As I was about to get annoyed by the 40th or so sneeze for the day, I stopped myself. And I thought of the refugees that are out there suffering. And so I said Alhamdullilah again for 42nd time today. And it made me think, It’s so easy to forget the countless blessings we have been given.

While we are here in our comfortable beds, there are millions of people over the world that are hungry, homeless, drug effected, that are in physical and emotional pain that we have been lucky enough not to experience. There are currently people out there that have fled their homes and are on overcrowded boats trying to get to safety. The things we take for granted.

There are people out there that are jobless and would do anything for $5, for clean drinking water, for a good nutritious meal. Yet here we are wasting water, complaining about our jobs and that our food is too cold or doesn’t have enough salt. The list goes on.

Complaining that our phones aren’t working properly or isn’t doing what we thought it would do. Put your first world problems aside once and for all and help out someone in need. When a situation breaks out, you often see Christians standing up for their people, Muslims standing up for their own people, Blacks standing up for themselves, etc. (Not every case obviously) What happened to humanity? We may come from different places, have different beliefs, ideas, feelings. That’s what makes us unique individuals. But we all have the same color blood and heart, shouldn’t that be enough? We are all humans, yet some animals have more compassion than us. Where is the love? ūüé∂

P.s. I’m not actually counting my sneezes..


Refusal of oppression

I must admit, in the first week or so I had doubts as to whether I made the right decision or not. I knew I did deep down, but something was trying to make me to feel otherwise. I thought it would take longer for me to get used to it (even though I wore it when I was younger), but it didn’t. Hamdullah, I never thought I’d find peace in wearing the hijab. People look at you as though you are oppressed. If only they knew opression is falling for the lies and being slaves to society’s standards. Dressing modestly is not opression, dressing half naked is. Not being able to walk out of the house without making sure that you’ll turn enough heads is oppression. Why? Because you have fallen into the traps of the media and the so called role models that don’t have self respect. The ones that have all their blemishes and ‘imperfections’ removed by photoshop by the very people making money off the half naked women. And unfortunately people fall for this and aim to be like that when it’s not even real, it’s make believe (but that’s another story).

So, here’s my message to society. Screw you and your ‘beauty’ standards. With this hijab, I refuse to be judged by my physical appearance. I refuse to share my body with the rest of the world. I refuse to be oppressed. I demand respect. I demand to be spoken to with sincerity. I demand that my level of worth is not based on outter beauty but by intelligence, loyalty, and integrity.

I think I speak of behalf of all sisters when I say that for me, the scarf on my head means that I am out of bounds, meaning that a male should not look at me and think that I can be taken advantage of or that I am ‘up for grabs’. It should match your clothing, making a statement of unavailability to the mans eye and mind.

Sisters, take pride in your hijab. The first way to do that is to make sure your clothes complete/compliment what’s on your head. In shaa Allah, we can dress as modestly as possible.

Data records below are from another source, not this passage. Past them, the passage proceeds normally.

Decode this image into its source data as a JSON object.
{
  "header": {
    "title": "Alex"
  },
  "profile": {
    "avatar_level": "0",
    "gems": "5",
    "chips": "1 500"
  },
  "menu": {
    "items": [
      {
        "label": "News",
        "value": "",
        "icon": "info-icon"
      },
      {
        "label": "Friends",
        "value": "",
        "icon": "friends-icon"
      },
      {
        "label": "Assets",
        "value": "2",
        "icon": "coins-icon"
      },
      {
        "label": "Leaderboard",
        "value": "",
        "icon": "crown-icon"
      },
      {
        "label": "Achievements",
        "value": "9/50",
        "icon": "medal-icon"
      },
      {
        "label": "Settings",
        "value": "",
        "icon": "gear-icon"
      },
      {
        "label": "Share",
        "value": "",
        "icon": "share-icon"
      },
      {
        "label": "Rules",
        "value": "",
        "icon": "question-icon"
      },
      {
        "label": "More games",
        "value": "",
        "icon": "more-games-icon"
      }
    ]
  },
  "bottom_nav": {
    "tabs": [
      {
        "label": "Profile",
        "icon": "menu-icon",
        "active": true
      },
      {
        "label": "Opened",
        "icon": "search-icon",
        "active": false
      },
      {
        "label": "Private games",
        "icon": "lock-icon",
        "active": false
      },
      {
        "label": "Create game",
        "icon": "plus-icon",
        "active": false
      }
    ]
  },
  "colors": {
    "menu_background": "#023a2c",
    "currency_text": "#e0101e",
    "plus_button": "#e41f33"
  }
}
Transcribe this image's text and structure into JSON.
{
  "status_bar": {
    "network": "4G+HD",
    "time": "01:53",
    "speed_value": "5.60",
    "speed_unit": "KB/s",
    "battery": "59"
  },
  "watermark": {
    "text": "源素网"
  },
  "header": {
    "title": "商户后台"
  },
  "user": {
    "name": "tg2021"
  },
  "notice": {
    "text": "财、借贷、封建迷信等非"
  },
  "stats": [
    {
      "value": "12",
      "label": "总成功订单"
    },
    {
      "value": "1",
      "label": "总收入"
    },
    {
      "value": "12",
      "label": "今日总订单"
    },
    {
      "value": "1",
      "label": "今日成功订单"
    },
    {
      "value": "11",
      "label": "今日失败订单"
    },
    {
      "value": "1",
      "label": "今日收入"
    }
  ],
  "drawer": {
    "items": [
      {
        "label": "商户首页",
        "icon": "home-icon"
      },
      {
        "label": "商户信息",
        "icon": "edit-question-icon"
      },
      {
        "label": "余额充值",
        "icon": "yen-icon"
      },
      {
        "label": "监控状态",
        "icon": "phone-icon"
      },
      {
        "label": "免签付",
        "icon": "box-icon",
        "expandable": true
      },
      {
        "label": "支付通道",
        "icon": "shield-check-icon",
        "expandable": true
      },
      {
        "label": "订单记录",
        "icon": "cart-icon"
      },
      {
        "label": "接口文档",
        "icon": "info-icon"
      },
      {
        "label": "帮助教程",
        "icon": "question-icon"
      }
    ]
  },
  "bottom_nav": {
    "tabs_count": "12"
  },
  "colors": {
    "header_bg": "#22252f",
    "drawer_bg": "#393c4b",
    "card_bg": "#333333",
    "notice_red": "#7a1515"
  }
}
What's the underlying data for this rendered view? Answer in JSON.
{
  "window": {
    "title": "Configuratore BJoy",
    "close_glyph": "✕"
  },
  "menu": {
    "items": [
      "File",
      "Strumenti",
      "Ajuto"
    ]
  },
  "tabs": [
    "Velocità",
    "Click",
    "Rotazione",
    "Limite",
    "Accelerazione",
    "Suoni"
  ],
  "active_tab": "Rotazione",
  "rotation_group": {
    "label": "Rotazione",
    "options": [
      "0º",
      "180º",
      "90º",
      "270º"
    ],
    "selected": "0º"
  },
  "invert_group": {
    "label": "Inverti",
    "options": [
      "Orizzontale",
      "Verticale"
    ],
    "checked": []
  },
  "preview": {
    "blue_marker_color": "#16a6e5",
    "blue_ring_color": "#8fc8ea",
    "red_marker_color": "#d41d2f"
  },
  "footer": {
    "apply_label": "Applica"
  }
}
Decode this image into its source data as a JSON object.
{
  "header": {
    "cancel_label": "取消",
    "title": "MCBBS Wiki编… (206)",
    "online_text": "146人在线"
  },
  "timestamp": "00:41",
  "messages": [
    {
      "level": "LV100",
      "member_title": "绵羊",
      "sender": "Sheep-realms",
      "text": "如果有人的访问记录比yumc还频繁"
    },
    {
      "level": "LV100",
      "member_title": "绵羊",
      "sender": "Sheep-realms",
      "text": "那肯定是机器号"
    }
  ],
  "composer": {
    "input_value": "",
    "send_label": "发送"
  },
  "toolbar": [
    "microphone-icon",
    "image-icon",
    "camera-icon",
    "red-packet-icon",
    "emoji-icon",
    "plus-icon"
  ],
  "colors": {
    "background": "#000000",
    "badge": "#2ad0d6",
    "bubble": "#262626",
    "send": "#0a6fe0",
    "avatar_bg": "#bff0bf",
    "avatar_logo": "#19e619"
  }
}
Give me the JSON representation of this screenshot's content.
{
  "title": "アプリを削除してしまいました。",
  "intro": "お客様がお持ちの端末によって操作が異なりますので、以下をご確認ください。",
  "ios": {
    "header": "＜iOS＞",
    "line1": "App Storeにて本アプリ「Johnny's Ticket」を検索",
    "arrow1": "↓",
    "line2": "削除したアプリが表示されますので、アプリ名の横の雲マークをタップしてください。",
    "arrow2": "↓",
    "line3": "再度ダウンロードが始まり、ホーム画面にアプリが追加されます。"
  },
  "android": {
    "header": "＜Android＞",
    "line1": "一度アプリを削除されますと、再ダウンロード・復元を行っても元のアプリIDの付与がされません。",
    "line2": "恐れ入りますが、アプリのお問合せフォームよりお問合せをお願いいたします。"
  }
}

The second thing is to have remembrance of Allah. I say this because if I hadn’t kept on listening to lectures, particularly about hijab then I wouldn’t be in the state of peace that I am right now. I would be very confused as to why I put it on and kept on having doubts, because that is the trick of shaytaan. Just remember that imaan rises and falls, but remembrance is key. Assalamu Alaykum.

Two weeks in..

Yeah I’ve had a few weird looks. People do a double take ‘is that her?’ ‘She covered her head?’ ‘Wow she looks different’ ‘I wonder why, lets not ask and just awkwardly look instead…’ At work, at Uni, wherever it may be. At times I do feel people glancing at me and it gets uncomfortable, but its funny how most of the time I feel more confident. I don’t think I’m better than people or better than the sister that doesn’t cover, cause that was me 15 days ago.  Not cocky, but confident. Confident in the person that I am, confident at the fact that I’m being acknowledged for who I am rather than my ‘beauty’. Yeah people may argue that we aren’t defined by our physical beauty, but unfortunately we are. I hate to admit it, it is sad but it’s reality.

It feels good to be accepted and heard and I don’t need to flaunt my stuff for that. I thought I did, I used to love showing off what I had, but SubhanAllah as you get closer to Allah swt it annoys you that people look at you in that kind of way. Yes, it used to feel flattering that someone was ‘checking you out’ but as your deen strengthened, there was nothing liberating about it at all, in fact it felt quite derogatory.

Alhamdullilah, it’s been 2 weeks and I couldn’t be happier that I didn’t delay this any further.